I’ve had the privilage of an afternoon’s outing in sunny Surrey, UK, in my wife’s friend’s 1936 Lagonda a few years ago. I enjoyed a very distinctive hairy chest experience. No seat belts, no doors, no roof, no nothing to hang on to in the corners. Coming to a roundabout, a VW obviously had right of way but Johathan, the owner, laughed like a drain and confidently informed me that there was no way he would be able to stop in time.
He was right. Add no brakes to the above description. The lady driver of the VW was slack jawed, bright eyed and grinning like a small child at the sight of us and only too happy to allow an 18′ lorry right of way. Indeed, everyone we passed on the road was smiling at the car and other vehicles were slowing down in awe and respect.
It was a V12, owned by his late father for many years and then passed on to his son. The present owner took it to Switzerland back in 2007 for a Lagonda meet, driving all the way there in three days; in rain and shine. They arrived dirty and exhausted, wearing workmen’s boiler suits whilst everybody else had immaculately polished cars and expensive period costumes. The car returned about 8mpg on the trip; comsumption similar to throwing pound notes out of the window every few kilometres.
An exquisite piece of British machinery I would die to own and an experience I will never forget.

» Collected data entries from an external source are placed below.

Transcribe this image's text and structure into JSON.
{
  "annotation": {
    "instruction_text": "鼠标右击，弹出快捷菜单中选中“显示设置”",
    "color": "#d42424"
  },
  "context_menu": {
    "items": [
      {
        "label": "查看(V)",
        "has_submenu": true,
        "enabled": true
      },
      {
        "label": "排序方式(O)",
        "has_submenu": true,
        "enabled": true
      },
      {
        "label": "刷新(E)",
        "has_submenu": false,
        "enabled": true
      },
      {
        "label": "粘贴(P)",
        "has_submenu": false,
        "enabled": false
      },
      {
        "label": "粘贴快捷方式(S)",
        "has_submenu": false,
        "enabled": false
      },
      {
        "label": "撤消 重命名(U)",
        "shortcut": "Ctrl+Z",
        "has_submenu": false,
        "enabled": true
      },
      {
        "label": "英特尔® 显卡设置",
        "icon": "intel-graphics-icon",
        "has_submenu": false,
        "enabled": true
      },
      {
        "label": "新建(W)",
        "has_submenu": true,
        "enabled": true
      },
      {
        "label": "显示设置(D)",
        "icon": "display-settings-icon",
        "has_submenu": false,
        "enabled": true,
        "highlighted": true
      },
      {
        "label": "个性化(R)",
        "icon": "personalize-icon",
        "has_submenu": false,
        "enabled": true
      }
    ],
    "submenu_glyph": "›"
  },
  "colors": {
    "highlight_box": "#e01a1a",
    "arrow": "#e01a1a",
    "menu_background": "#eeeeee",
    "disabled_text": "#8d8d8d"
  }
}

Add no windows to the above!
What a fantastic experience!
Speaking of brakes, I saw some Model T’s on the weekend and one had been converted to rear disc brakes. Still no brakes at all on the front wheels though!
That Hispano engine at 1150ci,
more capacity than two Detroit big blocks,
what a beautiful noise it would make
How does the expression go?
“One drives a Ford, one is driven in a Rolls-Royce, but one only gives one’s mistress a Delage”
If I had a mistress, to heck with her, I’d give her a Ford, I’d keep the Delage for ME!